Why is it so hard to let go of a resentment?
One of Padre's less attractive traits was a tendency to hold a grudge. I remember he was upset by Sears and decided to boycott them. I never did learn what the underlying issue was, but he boycotted that store until his death.
I have the same tendency. "Holding a grudge" is another way of saying "Holding on to a resentment."
I suppose it to be a form of pride. It's a way of saying I'm right, and everyone else is wrong. And no evidence to the contrary will dissuade me. Which means, I suppose, that I'm a typical specimen of the human race.
Another way saying this, of course, is to say that I find it hard to forgive. And, in a fit application of spiritual algebra, I find it challenging to forgive myself those times when I fall short or make a mistake.
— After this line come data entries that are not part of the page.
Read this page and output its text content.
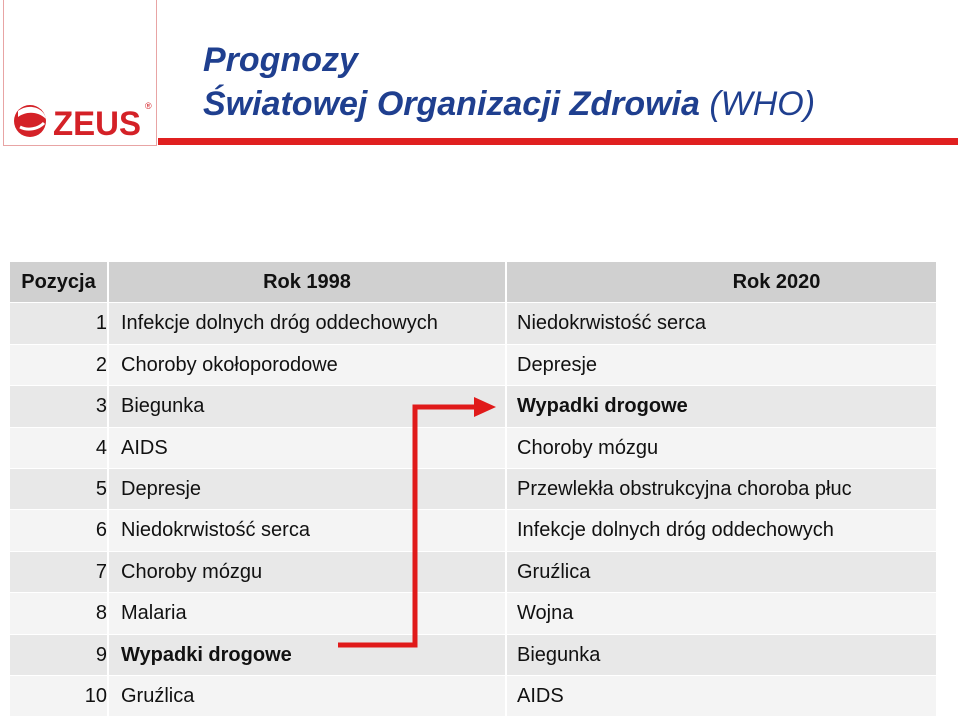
ZEUS ®
Prognozy
Światowej Organizacji Zdrowia (WHO)
Pozycja	Rok 1998	Rok 2020
1 Infekcje dolnych dróg oddechowych	Niedokrwistość serca
2 Choroby okołoporodowe	Depresje
3 Biegunka	Wypadki drogowe
4 AIDS	Choroby mózgu
5 Depresje	Przewlekła obstrukcyjna choroba płuc
6 Niedokrwistość serca	Infekcje dolnych dróg oddechowych
7 Choroby mózgu	Gruźlica
8 Malaria	Wojna
9 Wypadki drogowe	Biegunka
10 Gruźlica	AIDS
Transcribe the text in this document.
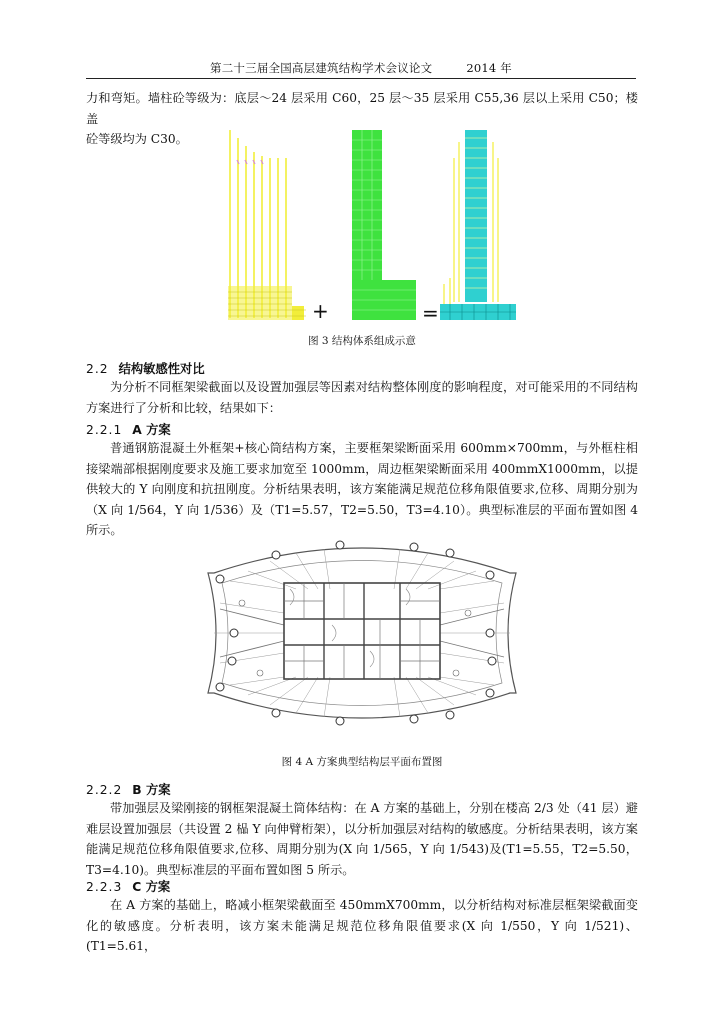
第二十三届全国高层建筑结构学术会议论文	2014 年

力和弯矩。墙柱砼等级为：底层～24 层采用 C60，25 层～35 层采用 C55,36 层以上采用 C50；楼盖
砼等级均为 C30。

+	=

图 3 结构体系组成示意

2.2 结构敏感性对比

为分析不同框架梁截面以及设置加强层等因素对结构整体刚度的影响程度，对可能采用的不同结构方案进行了分析和比较，结果如下：

2.2.1 A 方案

普通钢筋混凝土外框架+核心筒结构方案，主要框架梁断面采用 600mm×700mm，与外框柱相接梁端部根据刚度要求及施工要求加宽至 1000mm，周边框架梁断面采用 400mmX1000mm，以提供较大的 Y 向刚度和抗扭刚度。分析结果表明，该方案能满足规范位移角限值要求,位移、周期分别为（X 向 1/564，Y 向 1/536）及（T1=5.57，T2=5.50，T3=4.10）。典型标准层的平面布置如图 4 所示。

图 4 A 方案典型结构层平面布置图

2.2.2 B 方案

带加强层及梁刚接的钢框架混凝土筒体结构：在 A 方案的基础上，分别在楼高 2/3 处（41 层）避难层设置加强层（共设置 2 榀 Y 向伸臂桁架），以分析加强层对结构的敏感度。分析结果表明，该方案能满足规范位移角限值要求,位移、周期分别为(X 向 1/565，Y 向 1/543)及(T1=5.55，T2=5.50，T3=4.10)。典型标准层的平面布置如图 5 所示。

2.2.3 C 方案

在 A 方案的基础上，略减小框架梁截面至 450mmX700mm，以分析结构对标准层框架梁截面变化的敏感度。分析表明，该方案未能满足规范位移角限值要求(X 向 1/550，Y 向 1/521)、(T1=5.61，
It's easier, now that I'm in the elder years, to forgive. But that lack of forgiveness is a hard habit to break. I still backslide into lonely self-righteousness.
Sometimes, on a good day, I can laugh at myself. That's the best cure for self-righteousness. Sometimes, when I make a mistake – one I've made many times before – I can say “There you go again” (helps if I hear Ronnie Raygun's voice).
Sometimes, when someone has wounded me, I can see things through their eyes. Strive to see the situation from the most charitable point of view possible.
Sometimes, on a good day, that works.
Right now, today, I find I'm still clinging to the ghost of a resentment. I hope that time will cause that ghost to fade – though, like the ghosts in a Henry James story – time tends to strengthen the hold of this particular resentful ghost.
I keep coming back to a basic notion, one that seems naive on the surface, but still is probably best for my mental and spiritual health: Everyone is doing the best they can with the tools they have.
The person who offended me is doing the best s/he can. Her motives were well-intentioned. I'm doing the best I can to forgive.